In its opinion Thursday, the three-judge panel affirmed that the defense team's "deficient performance prejudiced Syed's defense," explaining that his counsel failed to contact a potential witness whose alibi could "have raised a reasonable doubt in the mind of at least one juror."
The ruling upholds a previous decision to vacate Syed's 2000 conviction for the murder of his former girlfriend Hae Min Lee and remands the case back to Maryland's circuit court, where he would be retried. But it remains a possibility that prosecutors will appeal Thursday's decision to Maryland's highest court, the Court of Appeals.
For readers unfamiliar with Serial, here is a summary we offered in 2016:
"Each season of Serial follows a single true story, told episode by episode.
"The first season investigated the case of Adnan Syed, who was convicted of murdering his former girlfriend more than 15 years ago. Host Sarah Koenig and her team uncovered inconsistencies in his case — including the fact that Asia McLean was an alibi witness. She said she'd seen Syed at the time Hae Min Lee's murder occurred, but that testimony was never brought forth in court.

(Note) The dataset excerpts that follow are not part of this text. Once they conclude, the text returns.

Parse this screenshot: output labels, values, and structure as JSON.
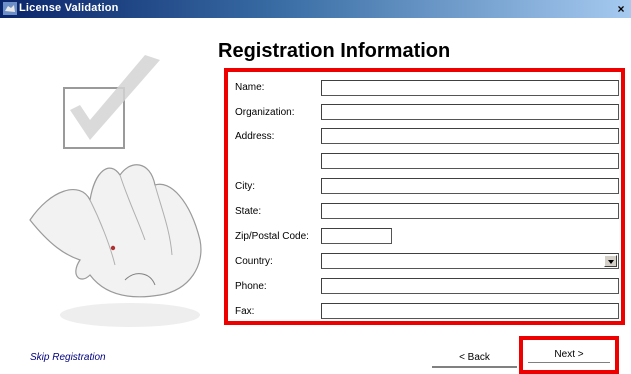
{
  "window": {
    "title": "License Validation",
    "close_glyph": "×"
  },
  "heading": "Registration Information",
  "fields": [
    {
      "label": "Name:",
      "value": ""
    },
    {
      "label": "Organization:",
      "value": ""
    },
    {
      "label": "Address:",
      "value": ""
    },
    {
      "label": "",
      "value": ""
    },
    {
      "label": "City:",
      "value": ""
    },
    {
      "label": "State:",
      "value": ""
    },
    {
      "label": "Zip/Postal Code:",
      "value": ""
    },
    {
      "label": "Country:",
      "value": ""
    },
    {
      "label": "Phone:",
      "value": ""
    },
    {
      "label": "Fax:",
      "value": ""
    }
  ],
  "footer": {
    "skip_label": "Skip Registration",
    "back_label": "< Back",
    "next_label": "Next >"
  },
  "colors": {
    "highlight": "#ee0000",
    "title_bar": "#0a246a",
    "link": "#000080"
  }
}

"The podcast became the most-downloaded of all time, fascinating more than a million listeners and inspiring passionate communities of amateur sleuths and Adnan obsessives."
Syed's new legal team pointed to that failure to contact McLean — as well as a failure to question the reliability of cellphone tower evidence used to place Syed at the scene of the crime — as proof Syed's original attorney failed him.

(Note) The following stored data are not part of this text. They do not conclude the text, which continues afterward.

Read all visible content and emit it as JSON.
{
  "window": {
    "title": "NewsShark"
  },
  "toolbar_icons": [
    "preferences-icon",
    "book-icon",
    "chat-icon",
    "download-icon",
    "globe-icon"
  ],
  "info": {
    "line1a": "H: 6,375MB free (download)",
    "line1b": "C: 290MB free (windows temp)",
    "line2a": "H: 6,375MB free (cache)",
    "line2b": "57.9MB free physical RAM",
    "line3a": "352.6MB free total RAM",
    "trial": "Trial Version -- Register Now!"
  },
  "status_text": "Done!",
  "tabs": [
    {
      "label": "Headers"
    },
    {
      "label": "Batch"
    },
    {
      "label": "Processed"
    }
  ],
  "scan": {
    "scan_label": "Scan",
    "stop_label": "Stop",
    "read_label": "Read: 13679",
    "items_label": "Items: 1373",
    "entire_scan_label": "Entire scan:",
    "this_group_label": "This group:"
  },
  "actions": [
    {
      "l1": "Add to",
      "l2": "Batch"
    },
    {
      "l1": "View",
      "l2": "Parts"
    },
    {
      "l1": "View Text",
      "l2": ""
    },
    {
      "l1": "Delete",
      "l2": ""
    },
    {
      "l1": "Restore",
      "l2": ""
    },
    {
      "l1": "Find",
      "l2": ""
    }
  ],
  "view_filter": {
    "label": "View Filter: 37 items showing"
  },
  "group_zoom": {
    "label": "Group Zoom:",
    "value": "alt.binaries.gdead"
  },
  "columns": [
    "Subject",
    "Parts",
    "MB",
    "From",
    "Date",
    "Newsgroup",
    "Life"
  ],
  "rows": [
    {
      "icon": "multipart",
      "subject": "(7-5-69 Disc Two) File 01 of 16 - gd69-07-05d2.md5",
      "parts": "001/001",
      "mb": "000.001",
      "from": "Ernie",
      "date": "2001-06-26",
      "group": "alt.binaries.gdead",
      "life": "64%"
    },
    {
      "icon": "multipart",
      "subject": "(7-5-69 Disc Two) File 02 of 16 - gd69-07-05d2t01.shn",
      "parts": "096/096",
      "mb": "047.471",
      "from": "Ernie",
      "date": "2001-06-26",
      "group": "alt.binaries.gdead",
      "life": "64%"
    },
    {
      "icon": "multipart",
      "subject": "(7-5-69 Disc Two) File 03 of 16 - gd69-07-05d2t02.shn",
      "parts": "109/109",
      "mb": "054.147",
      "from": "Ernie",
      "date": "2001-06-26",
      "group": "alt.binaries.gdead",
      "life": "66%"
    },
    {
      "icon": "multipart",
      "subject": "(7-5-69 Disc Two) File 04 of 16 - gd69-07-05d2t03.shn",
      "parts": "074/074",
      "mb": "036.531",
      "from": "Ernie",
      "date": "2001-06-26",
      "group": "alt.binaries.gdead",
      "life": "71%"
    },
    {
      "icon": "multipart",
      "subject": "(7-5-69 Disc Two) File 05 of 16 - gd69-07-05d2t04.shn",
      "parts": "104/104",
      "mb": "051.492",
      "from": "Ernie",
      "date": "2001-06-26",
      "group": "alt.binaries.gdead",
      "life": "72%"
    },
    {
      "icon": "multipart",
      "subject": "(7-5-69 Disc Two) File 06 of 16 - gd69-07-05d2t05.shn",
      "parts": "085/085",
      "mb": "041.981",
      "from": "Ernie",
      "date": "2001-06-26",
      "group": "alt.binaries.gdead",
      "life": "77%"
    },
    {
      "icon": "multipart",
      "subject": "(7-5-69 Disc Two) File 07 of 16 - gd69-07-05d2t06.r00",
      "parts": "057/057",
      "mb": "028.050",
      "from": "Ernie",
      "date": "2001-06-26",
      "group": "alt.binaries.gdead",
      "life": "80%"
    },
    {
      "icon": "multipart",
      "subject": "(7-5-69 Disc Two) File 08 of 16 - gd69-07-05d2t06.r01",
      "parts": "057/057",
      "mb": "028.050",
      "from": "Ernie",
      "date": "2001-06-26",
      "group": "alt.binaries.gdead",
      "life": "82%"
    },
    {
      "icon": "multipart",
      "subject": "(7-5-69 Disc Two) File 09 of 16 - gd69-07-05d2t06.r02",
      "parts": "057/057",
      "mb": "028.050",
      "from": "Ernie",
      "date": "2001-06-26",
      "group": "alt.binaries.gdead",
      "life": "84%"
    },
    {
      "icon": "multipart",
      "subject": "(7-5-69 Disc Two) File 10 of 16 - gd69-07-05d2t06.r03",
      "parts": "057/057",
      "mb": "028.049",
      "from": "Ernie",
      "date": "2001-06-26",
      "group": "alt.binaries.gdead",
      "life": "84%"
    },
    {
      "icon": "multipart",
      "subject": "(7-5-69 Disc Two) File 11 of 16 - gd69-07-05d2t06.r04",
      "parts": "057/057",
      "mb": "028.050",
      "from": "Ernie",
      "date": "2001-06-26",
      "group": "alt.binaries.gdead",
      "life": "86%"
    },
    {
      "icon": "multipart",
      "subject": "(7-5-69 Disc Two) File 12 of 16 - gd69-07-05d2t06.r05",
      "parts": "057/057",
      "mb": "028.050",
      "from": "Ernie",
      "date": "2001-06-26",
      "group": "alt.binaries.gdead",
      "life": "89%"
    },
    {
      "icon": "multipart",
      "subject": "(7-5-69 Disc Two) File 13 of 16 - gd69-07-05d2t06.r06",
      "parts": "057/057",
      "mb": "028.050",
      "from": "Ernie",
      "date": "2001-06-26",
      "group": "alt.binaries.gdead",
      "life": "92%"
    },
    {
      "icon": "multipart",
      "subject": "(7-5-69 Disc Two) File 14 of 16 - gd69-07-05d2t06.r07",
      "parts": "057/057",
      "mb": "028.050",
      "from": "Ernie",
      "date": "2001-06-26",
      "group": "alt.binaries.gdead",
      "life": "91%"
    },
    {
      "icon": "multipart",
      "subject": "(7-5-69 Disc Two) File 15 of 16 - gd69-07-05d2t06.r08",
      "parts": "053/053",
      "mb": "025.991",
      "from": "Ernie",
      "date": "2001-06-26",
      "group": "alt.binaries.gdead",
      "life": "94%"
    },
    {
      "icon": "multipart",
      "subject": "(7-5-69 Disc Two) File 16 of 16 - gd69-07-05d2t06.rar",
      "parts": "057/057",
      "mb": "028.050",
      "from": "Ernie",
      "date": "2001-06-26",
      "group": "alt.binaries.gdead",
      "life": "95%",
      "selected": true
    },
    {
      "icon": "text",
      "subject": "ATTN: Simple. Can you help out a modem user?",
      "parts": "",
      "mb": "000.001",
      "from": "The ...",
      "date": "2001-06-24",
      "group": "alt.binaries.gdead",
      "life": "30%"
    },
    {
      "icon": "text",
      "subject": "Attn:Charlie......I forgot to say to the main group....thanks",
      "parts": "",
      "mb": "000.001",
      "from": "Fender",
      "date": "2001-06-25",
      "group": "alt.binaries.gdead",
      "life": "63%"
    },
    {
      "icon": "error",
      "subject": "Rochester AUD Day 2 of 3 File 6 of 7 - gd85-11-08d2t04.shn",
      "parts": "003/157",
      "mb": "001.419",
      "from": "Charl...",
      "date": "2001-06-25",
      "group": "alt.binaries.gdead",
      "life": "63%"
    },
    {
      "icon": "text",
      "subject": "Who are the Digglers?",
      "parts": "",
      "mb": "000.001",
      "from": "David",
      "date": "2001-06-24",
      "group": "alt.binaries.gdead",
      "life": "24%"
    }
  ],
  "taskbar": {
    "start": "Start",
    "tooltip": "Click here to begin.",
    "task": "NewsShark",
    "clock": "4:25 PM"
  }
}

Judge Martin Welch, who overturned the conviction in 2016 in Baltimore City Court, agreed with that assessment, saying that Syed's first attorney "fell below the standard of reasonable professional judgment."
Prosecutors appealed that decision, only to lose that appeal Thursday in a 2-1 ruling.
Prosecutors did not immediately announce whether they would appeal Thursday's ruling. Maryland Attorney General Brian Frosh's office said it is "currently reviewing today's decision to determine next steps," according to The Baltimore Sun.
In the meantime, Syed's current attorney, Justin Brown, has celebrated the decision, tweeting in all-caps: "WE WON THE APPEAL."